Die 'Frau mit der beängstigenden Intelligenz und ozeanischen Zärtlichkeit' (Milo Rau) hat eines der umfangreichsten Kolumnenwerke der deutschen Literatur geschaffen. Mit grausamem Scharfsinn und prächtigen Pointen munitioniert die 'Seidenstickerin unter den deutschen Kolumnistinnen' (Jury des Kurt-Tucholsky Preis) ihren künstlerischen Widerstand. Immer in wilder Hoffnung auf Glamour, Witz und Menschlichkeit. Erhellend, erheiternd, erschütternd.

Mely Kiyak schreibt: Zuletzt erschienen bei Hanser Frausein (2020) und Werden sie uns mit FlixBus deportieren? (2022). Ihre Kolumnen „Kiyaks Deutschstunde“, „Kiyaks Theater Kolumne“ und „Kiyaks Exil“ erscheinen regelmäßig in Deutschland und in der Schweiz.

Wir riefen Arbeitskräfte, und es kamen Kolumnistinnen.

Max Frisch, 1965

Vorhang auf, Vorhang auf!

Sehr geehrtes Publikum, piekfeine Herrschaften, Junkies, Penner, Quartalstrockene, Bordsteinexzellenzen, Abitur-Sörens und Hauptschul-Ingos, Mittleres-Management-Manager, Matrosen, Muftis, Minister, auf dem zweiten Bildungsweg Gescheiterte, aus Versehen zur Welt Gekommene, Wunsch-Lea-Lara-Laura-Larissas und andere In-vitro-Lieblinge, ZDF-Fernsehgarten-Graduierte, von der gesetzlichen Klassenlotterie Abgezockte, Hartz IV-Abonnenten, Kranke, Kiffer, Kränkelnde, Tankwarte, Bademeister, Stand-upper, Start-upper, ermäßigt Umsatzsteuerpflichtige, Wikipedia-Adel, Schreibtischpöbler, Kommentarspaltenplebs, Armleuchter, unaufhörlich um »Quelle, Quelle, Quelle« bettelnde Twitterreferenten, Zurechtrücker, Geradebieger, Facebook-Forschungsstipendium-Fellows, Telegram-Speaker und »Danke für Ihren Hinweis, wir haben den Fehler korrigiert!«-Korrigierende und -Korrigierte, Korrupte, Kaputte, Gekränkte, Osteopathieeingerenkte, vor aller Augen in den Weltmeeren Ertrinkende, Abgeschobene, Vergessene, Verdammte, von der Menschheit Verlassene, Ossis auch, na klar — hallööö, Grieese!, sich mühsam durchs Leben Schleppende, vom Schicksal Leinengebeutelte, von Schicksalswahl zu Schicksalswahl Taumelnde, in alle Extreme Stürzende, Dinkeldeutsche in Vollkornsandalen, auf Zoom, auf dem Land, auf der Kirmes, an allen Gleisen und Gates unserer schönen Heimat von Herne bis Tchibo, von Mönchengladbach bis Manufactum, vom Norden bis Abendbrot um sieben, von Mallorca hat auch schöne Ecken bis Prostatakrebs muss nicht zwingend operiert werden:

Herzlich willkommen, selam, hûn bi xêr hatin, Bützchen rechts, öptüm links, brankos, brankas, ich küsse Ihre Augen, ich hatte solche Sehnsucht nach Ihnen, wollen wir uns nicht duzen?
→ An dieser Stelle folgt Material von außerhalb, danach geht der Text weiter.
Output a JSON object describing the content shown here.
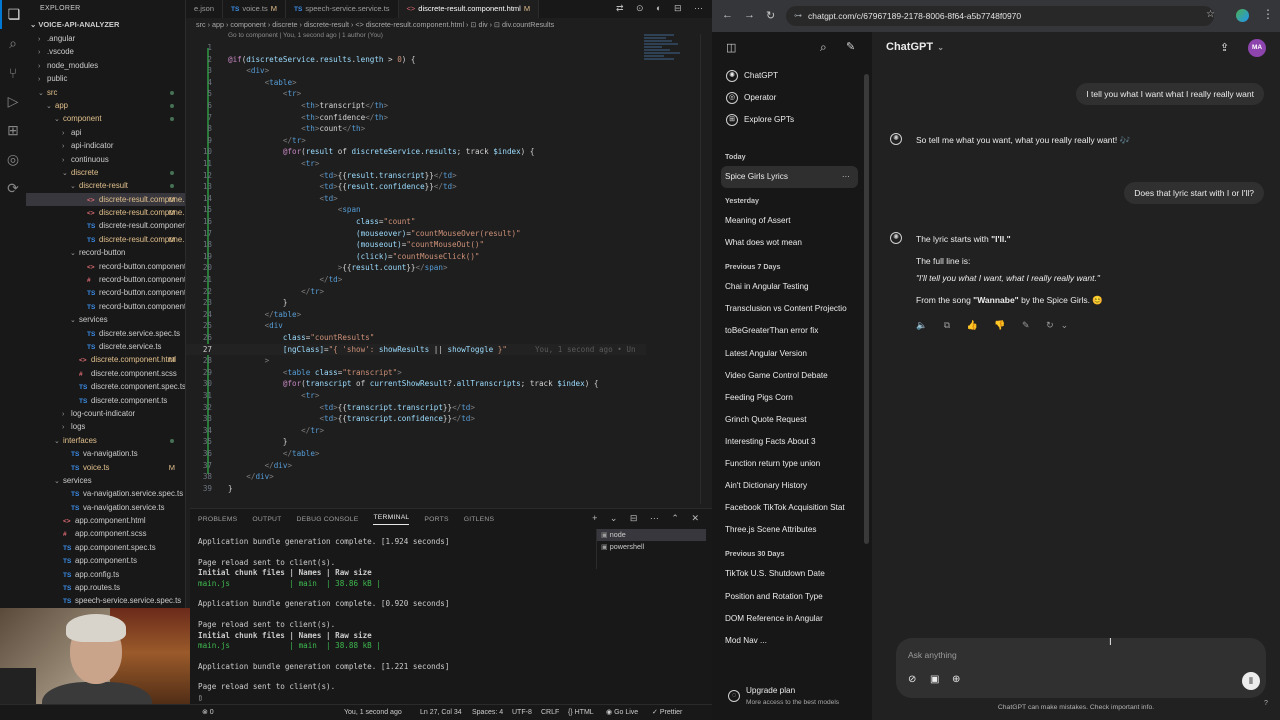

Quatsch, war nur ein Witz. Nicht duzen, auf keinen Fall duzen. Ich heiße — und ich hoffe, ich buchstabiere das jetzt richtig — Kiyak.

Nicht Kilak, Kelek, Kikak, auch nicht Kijak, Küjak, Kajak, sondern KIYAK. Das ist serboindolekisch und heißt übersetzt: jemandem einen Gefallen tun. Womit wir bei meiner Tätigkeit, meinem Beruf, meinem Hobby, meiner Leidenschaft, meinem Leben oder sagen wir einfach meinem Nebenjob sind, nämlich Kolumnistin. Ein berühmter Neuköllner Sozialarbeiter, der genau wie ich Deutsch als Berufssprache benützt, fragte mich einmal, ob man als »Kommunistin« gut leben könne und was man als »berühmte Zeitungskommunistin« verdiene, und ich habe das nie zurechtgerückt, denn je genauer ich nachdenke, desto weniger erschließt sich mir der Unterschied zwischen einer Kolumnistin und einer Kommunistin.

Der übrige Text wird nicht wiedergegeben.